Why Beauty Brands Should Care About Building a Community

Customers want to be seen as valuable members of a community, not mere sales statistics

After diving deep into the beauty industry by working at Teen Vogue and Conde Nast, Emily Weiss gave a step aside to create her own beauty online site Into the Gloss. Little did she know that what started as a beauty inspiration and review-sharing platform would be the base for what is now the billion-dollar company Glossier. At Glossier, trending beauty companies show that communities mean everything for success. While it is increasingly easier to create makeup and skincare copy-cats, what cannot be copied are brand communities: groups of loyal consumers who identify with a brand and use the brand as a platform to create content, share ideas and build networks.

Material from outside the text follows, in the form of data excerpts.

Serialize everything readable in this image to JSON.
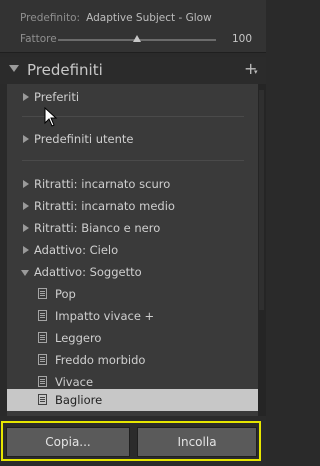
{
  "header": {
    "preset_label": "Predefinito:",
    "preset_value": "Adaptive Subject - Glow",
    "amount_label": "Fattore",
    "amount_value": "100",
    "amount_level": 0.5
  },
  "panel": {
    "title": "Predefiniti",
    "add_label": "+",
    "groups": [
      {
        "label": "Preferiti"
      },
      {
        "label": "Predefiniti utente"
      },
      {
        "label": "Ritratti: incarnato scuro"
      },
      {
        "label": "Ritratti: incarnato medio"
      },
      {
        "label": "Ritratti: Bianco e nero"
      },
      {
        "label": "Adattivo: Cielo"
      },
      {
        "label": "Adattivo: Soggetto"
      }
    ],
    "presets": [
      {
        "label": "Pop"
      },
      {
        "label": "Impatto vivace +"
      },
      {
        "label": "Leggero"
      },
      {
        "label": "Freddo morbido"
      },
      {
        "label": "Vivace"
      },
      {
        "label": "Bagliore"
      }
    ]
  },
  "buttons": {
    "copy_label": "Copia...",
    "paste_label": "Incolla"
  },
  "colors": {
    "highlight": "#e6e600",
    "selected_row": "#c7c7c7"
  }
}
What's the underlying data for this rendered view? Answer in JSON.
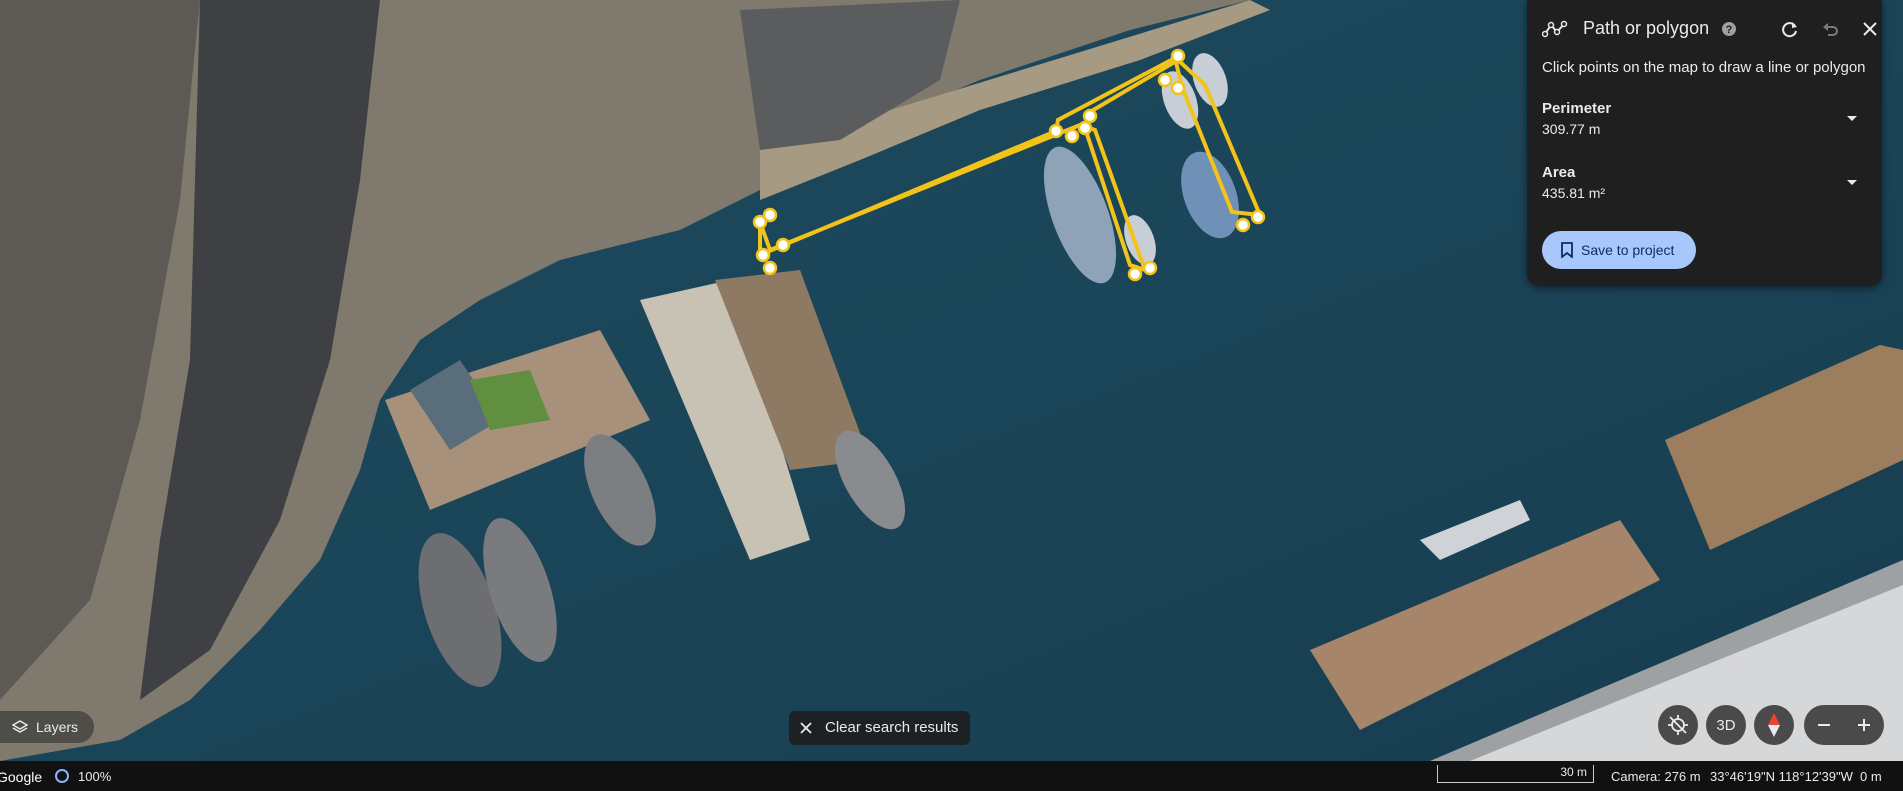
{
  "panel": {
    "title": "Path or polygon",
    "instruction": "Click points on the map to draw a line or polygon",
    "perimeter_label": "Perimeter",
    "perimeter_value": "309.77 m",
    "area_label": "Area",
    "area_value": "435.81 m²",
    "save_label": "Save to project"
  },
  "map_controls": {
    "layers_label": "Layers",
    "clear_label": "Clear search results",
    "threed_label": "3D"
  },
  "status_bar": {
    "logo": "Google",
    "load_percent": "100%",
    "scale_label": "30 m",
    "camera": "Camera: 276 m",
    "coordinates": "33°46'19\"N 118°12'39\"W",
    "elevation": "0 m"
  },
  "colors": {
    "water": "#1b4558",
    "path_accent": "#f2c318",
    "panel_bg": "#1f1f1f",
    "save_button": "#a8c7fa"
  }
}
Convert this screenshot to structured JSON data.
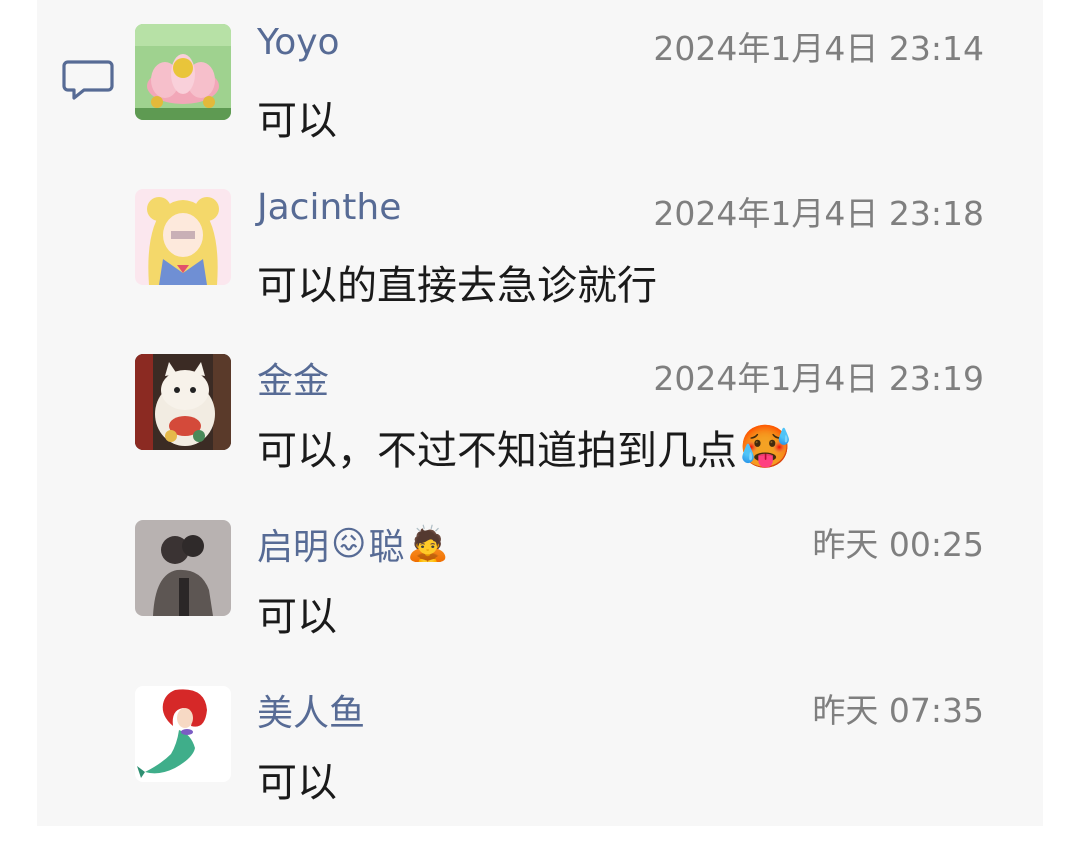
{
  "messages": [
    {
      "avatar": "avatar-lotus-frog",
      "name": "Yoyo",
      "name_emojis": [],
      "time": "2024年1月4日 23:14",
      "text": "可以",
      "text_emoji": ""
    },
    {
      "avatar": "avatar-sailor-girl",
      "name": "Jacinthe",
      "name_emojis": [],
      "time": "2024年1月4日 23:18",
      "text": "可以的直接去急诊就行",
      "text_emoji": ""
    },
    {
      "avatar": "avatar-lucky-cat",
      "name": "金金",
      "name_emojis": [],
      "time": "2024年1月4日 23:19",
      "text": "可以，不过不知道拍到几点",
      "text_emoji": "🥵"
    },
    {
      "avatar": "avatar-person-photo",
      "name": "启明",
      "name_emoji_1": "😖",
      "name_2": "聪",
      "name_emoji_2": "🙇",
      "time": "昨天 00:25",
      "text": "可以",
      "text_emoji": ""
    },
    {
      "avatar": "avatar-mermaid",
      "name": "美人鱼",
      "name_emojis": [],
      "time": "昨天 07:35",
      "text": "可以",
      "text_emoji": ""
    }
  ],
  "icons": {
    "comment": "comment-bubble-icon"
  },
  "colors": {
    "name": "#576b95",
    "time": "#7f7f7f",
    "text": "#1a1a1a",
    "panel": "#f7f7f7"
  }
}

Brand communities are essential to promoting word-of-mouth recommendations, reducing marketing costs and yielding more invested customers than the ones you could get through advertisement campaigns. According to a 2019 study on purchasing behavior, consumers are more likely to buy products recommended by individuals with whom they have strong ties. Based on this principle, if dependable customers recommend products to their close friends and these new customers, in turn, recommend the brand to their strong ties, the result is a loyal brand community.

However, increasing the size of the brand community is not the only step to success. Companies must cement these groups through thoughtful online and offline engagement. Let’s take the example of Glossier. Into the Gloss started in 2010 as a how-to editorial and informational site for all things beauty. As lots of meaningful content and support built around this platform, creator Emily Weiss decided to take the blog a step further and launch a four-product collection in 2014: a cleanser, priming moisturizer, lip balm and a misting spray. The blog readers’ personal investment in Into the Gloss translated to sales and was the foundation for Glossier’s success.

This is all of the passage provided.